Ceci n’est pas de trop.


Il y a cette expression qui flotte si souvent dans l’air. Il faudrait dit-on « revenir à l’essentiel », se détacher du futile, de l’accessoire, du superflu et ne se concentrer que sur l’important. Une posture salvatrice pour une société qui ne sait plus quel est son nom et qui si souvent se disperse. Oui mais voilà, à peine mentionné et déjà les doutes surgissent. Quelle est cet « important » qui devance tout ? Qu’est-ce qui est essentiel ? Et surtout, qu’est-ce qui ne l’est pas ? Vertigineuses questions. Cloisonnement impossible.
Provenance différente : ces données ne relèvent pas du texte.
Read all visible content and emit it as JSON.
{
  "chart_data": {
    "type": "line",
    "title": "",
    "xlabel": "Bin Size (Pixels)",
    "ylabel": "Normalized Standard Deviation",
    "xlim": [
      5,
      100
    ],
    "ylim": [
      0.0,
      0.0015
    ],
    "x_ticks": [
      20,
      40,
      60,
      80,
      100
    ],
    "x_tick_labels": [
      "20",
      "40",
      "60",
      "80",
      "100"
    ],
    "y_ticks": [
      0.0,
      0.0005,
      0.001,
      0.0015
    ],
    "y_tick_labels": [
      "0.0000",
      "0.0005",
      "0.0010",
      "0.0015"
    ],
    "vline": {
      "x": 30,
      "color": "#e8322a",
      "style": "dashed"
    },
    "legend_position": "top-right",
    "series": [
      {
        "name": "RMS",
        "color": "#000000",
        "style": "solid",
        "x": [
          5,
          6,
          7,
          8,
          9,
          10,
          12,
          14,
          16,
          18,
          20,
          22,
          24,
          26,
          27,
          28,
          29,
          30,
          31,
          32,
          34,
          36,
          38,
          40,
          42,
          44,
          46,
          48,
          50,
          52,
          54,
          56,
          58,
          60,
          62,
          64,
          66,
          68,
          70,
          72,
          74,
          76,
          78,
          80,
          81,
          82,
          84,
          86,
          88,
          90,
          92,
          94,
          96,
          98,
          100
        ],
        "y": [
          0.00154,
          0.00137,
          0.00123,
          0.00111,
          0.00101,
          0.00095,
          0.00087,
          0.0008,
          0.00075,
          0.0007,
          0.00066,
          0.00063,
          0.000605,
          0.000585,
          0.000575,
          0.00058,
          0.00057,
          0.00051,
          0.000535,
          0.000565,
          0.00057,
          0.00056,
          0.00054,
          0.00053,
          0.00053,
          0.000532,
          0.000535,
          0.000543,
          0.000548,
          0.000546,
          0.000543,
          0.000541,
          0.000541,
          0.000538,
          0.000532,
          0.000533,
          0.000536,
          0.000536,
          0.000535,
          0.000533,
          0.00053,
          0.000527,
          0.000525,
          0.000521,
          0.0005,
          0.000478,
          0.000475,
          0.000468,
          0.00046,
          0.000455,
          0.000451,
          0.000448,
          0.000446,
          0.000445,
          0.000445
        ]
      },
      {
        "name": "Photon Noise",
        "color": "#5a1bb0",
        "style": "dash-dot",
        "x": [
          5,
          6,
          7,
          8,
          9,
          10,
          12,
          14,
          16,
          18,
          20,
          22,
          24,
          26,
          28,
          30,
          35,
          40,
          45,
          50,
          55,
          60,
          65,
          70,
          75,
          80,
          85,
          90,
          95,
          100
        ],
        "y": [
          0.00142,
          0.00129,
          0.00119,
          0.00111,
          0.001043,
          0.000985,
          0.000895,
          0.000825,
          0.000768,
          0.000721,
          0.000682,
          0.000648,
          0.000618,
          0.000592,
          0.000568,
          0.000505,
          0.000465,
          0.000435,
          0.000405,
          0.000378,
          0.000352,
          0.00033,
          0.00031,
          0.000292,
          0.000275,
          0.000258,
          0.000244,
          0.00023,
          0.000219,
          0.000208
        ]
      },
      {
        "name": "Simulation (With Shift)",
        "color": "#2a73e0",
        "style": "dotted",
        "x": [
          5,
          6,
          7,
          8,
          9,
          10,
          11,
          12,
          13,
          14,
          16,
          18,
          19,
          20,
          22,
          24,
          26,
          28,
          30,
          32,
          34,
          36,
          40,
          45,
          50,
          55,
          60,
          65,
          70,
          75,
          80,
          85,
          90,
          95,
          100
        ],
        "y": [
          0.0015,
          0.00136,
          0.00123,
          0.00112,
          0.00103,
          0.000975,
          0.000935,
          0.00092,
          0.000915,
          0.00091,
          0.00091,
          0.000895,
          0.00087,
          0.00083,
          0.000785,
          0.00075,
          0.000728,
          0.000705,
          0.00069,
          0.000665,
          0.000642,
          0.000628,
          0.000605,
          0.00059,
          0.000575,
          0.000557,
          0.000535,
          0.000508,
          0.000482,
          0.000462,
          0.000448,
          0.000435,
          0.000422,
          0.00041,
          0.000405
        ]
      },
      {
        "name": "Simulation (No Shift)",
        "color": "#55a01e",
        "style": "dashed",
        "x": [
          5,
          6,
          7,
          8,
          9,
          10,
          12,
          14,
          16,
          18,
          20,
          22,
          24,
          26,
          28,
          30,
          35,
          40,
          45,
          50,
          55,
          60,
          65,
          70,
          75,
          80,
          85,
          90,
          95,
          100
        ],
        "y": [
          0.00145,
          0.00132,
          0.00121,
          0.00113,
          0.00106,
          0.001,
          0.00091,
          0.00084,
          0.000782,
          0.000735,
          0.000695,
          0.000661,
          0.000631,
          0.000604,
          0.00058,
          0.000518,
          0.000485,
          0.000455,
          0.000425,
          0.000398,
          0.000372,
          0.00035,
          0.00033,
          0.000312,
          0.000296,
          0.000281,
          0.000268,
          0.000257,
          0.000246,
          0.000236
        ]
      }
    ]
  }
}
Faut-il, pour atteindre l’épanouissement, ne faire que manger, dormir et respirer ? Honorer uniquement nos besoins vitaux ? Quid de tous nos chemins de traverse ? De nos pertes de temps qui n’en sont peut-être pas ? De nos plaisirs inutiles ? De nos bavardages inconséquents ? De l’art qui nous chavire ? De ces lectures qui nous emportent ? De ces habits qui nous racontent ? De ces tocades qui nous comblent ? De toutes ces manies, qui n’engagent pas notre vie, mais qui pourtant, la rendent lumineuse, curieuse, intense, douce et surtout, inoubliable ? N’est-ce pas dans l’inessentiel qu’ont lieu les rencontres et les découvertes ? Dans cet inattendu que l’on s’autorise ? Dans ce fructueux papillonnage ? Peut-être que l’essentiel ne doit pas être compris comme une austère évidence, mais plutôt comme ce qui compte pour nous. Ne pas consommer sans raison mais saisir ce qui active nos cœurs et fait palpiter nos âmes. Ce qui, au fond, réveille notre amour. Je vous souhaite une journée d’indispensables futilités.